How to maintain a good credit score
When you are applying for a loan, the first thing lenders will do is check your credit score – and this will have a strong impact on their ultimate decision. So what is your credit score and how do you maintain a good score that will impress lenders?
The five elements of your credit score
Your credit score is a three digit number designed to indicate how likely you are to meet your credit obligations. Lenders will look at your score to decide whether they are prepared to give you credit for a loan. The score is calculated based on five elements of credit history information – your payment history, your level of debt, your credit age, your mix of credit and enquiries. You could look at your credit score like a school grade, where different subjects have different weighting on your overall mark.
Pay your bills promptly
Payment history makes up 35% of your “grade.” This is based on your ability to pay your bills promptly, and any history of late payments, collections or bankruptcy will have a negative impact on your score, particularly if they are recent. For a good grade in this subject, make sure you maintain a history of paying your bills on time.
Minimize your debt
Debt level makes up 30% of your score. Your level of debt is compared to your credit limits to calculate what is called your credit utilization. If your credit utilization is high, then your level of debt is close to your credit limit, making you a bad risk.

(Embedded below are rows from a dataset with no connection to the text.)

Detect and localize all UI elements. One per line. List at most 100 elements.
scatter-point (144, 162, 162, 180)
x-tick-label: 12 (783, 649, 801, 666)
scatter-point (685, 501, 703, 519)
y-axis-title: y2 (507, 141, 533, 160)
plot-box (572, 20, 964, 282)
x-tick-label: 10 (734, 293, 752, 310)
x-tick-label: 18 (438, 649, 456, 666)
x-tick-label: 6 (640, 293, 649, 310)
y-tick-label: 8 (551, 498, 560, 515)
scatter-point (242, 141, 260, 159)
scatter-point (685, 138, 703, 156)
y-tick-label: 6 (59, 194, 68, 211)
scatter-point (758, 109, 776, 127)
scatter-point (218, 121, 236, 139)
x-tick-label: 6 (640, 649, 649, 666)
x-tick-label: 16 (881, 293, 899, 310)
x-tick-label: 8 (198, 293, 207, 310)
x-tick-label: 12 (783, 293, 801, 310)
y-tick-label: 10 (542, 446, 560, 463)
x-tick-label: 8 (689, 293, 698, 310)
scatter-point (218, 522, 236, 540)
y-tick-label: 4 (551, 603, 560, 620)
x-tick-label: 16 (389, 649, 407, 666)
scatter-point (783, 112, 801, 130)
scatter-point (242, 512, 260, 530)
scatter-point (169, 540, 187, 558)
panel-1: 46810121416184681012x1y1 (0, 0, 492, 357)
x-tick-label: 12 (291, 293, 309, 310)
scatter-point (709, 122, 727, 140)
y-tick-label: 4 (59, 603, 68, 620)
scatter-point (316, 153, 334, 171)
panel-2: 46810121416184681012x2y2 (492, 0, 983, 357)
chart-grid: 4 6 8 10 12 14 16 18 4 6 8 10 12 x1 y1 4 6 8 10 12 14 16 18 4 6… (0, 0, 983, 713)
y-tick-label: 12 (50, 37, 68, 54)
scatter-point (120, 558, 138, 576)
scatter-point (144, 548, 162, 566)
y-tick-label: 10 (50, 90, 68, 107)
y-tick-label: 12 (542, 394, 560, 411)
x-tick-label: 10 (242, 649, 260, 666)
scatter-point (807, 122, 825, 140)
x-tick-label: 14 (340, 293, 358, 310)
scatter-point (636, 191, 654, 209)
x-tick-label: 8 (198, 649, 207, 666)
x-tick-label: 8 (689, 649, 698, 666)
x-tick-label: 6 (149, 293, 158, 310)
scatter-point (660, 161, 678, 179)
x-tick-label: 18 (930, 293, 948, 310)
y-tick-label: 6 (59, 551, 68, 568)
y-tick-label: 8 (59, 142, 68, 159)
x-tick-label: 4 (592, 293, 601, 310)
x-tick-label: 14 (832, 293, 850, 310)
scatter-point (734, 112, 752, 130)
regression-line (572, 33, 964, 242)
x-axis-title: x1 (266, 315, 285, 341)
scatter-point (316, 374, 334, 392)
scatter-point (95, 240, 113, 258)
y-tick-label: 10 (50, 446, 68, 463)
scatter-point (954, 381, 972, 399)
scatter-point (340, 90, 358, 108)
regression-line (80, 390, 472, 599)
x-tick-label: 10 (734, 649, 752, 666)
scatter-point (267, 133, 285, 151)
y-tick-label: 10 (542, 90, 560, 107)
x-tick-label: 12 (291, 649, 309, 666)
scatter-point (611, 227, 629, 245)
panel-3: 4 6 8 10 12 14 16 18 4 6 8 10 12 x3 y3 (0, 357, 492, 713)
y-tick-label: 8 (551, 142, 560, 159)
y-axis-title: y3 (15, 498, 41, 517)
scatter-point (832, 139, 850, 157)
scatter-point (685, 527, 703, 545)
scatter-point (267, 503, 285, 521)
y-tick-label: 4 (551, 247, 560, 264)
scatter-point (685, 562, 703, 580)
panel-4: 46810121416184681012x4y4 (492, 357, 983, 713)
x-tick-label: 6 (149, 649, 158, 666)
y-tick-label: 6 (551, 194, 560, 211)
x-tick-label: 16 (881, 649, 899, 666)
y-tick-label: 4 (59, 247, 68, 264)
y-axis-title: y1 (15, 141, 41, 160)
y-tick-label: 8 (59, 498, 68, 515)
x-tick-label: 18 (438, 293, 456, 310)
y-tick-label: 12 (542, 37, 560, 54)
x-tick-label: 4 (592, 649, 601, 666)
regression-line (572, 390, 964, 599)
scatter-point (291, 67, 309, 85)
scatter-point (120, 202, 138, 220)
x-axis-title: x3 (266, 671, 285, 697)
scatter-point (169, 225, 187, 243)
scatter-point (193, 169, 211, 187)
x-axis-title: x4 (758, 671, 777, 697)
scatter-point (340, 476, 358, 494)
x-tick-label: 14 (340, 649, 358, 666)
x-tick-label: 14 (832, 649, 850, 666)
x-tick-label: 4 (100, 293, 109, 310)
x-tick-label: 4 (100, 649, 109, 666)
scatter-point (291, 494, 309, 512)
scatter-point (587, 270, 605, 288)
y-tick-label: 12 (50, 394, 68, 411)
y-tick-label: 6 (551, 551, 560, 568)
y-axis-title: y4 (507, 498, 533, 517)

In simpler terms, this just means to keep your credit balance low in order to reach a higher credit score. For example, if you have a $1000 credit limit on your credit card, don’t exceed a debt of $300. If you have numerous lines of credit, try to pay some off or consolidate them, so you are not juggling too many debts.
Don’t close your first credit card account
Your credit history makes up 15% of your score. A longer credit history will result in a higher score, as this provides more information about your ability to manage your finances. So rather than closing your oldest credit card account, keep it open to demonstrate your long term credit history.
Limit your credit applications
Inquiries, which are worth 10%, refer to the number of credit applications you have made in the last year. An excessive number of applications can negatively impact your score as it looks as though you are taking on too much debt or you are desperate to be approved for a loan.
The final 10% is based on your mix of credits, which refers to your ability to successfully manage a mix of credit accounts. However, this is only considered important if there is insufficient information available from the first four categories.
Check your credit score
Even if you are sure you are doing everything right, it is prudent to check your credit score before you start applying for loans. You might find a way to improve your credit score and increase your chances of securing the loan you want.
Another good reason for checking your credit score regularly is to ensure that there is no inaccurate information stemming from credit card fraud or identity theft. When you check your score regularly, you can confront issues like this immediately.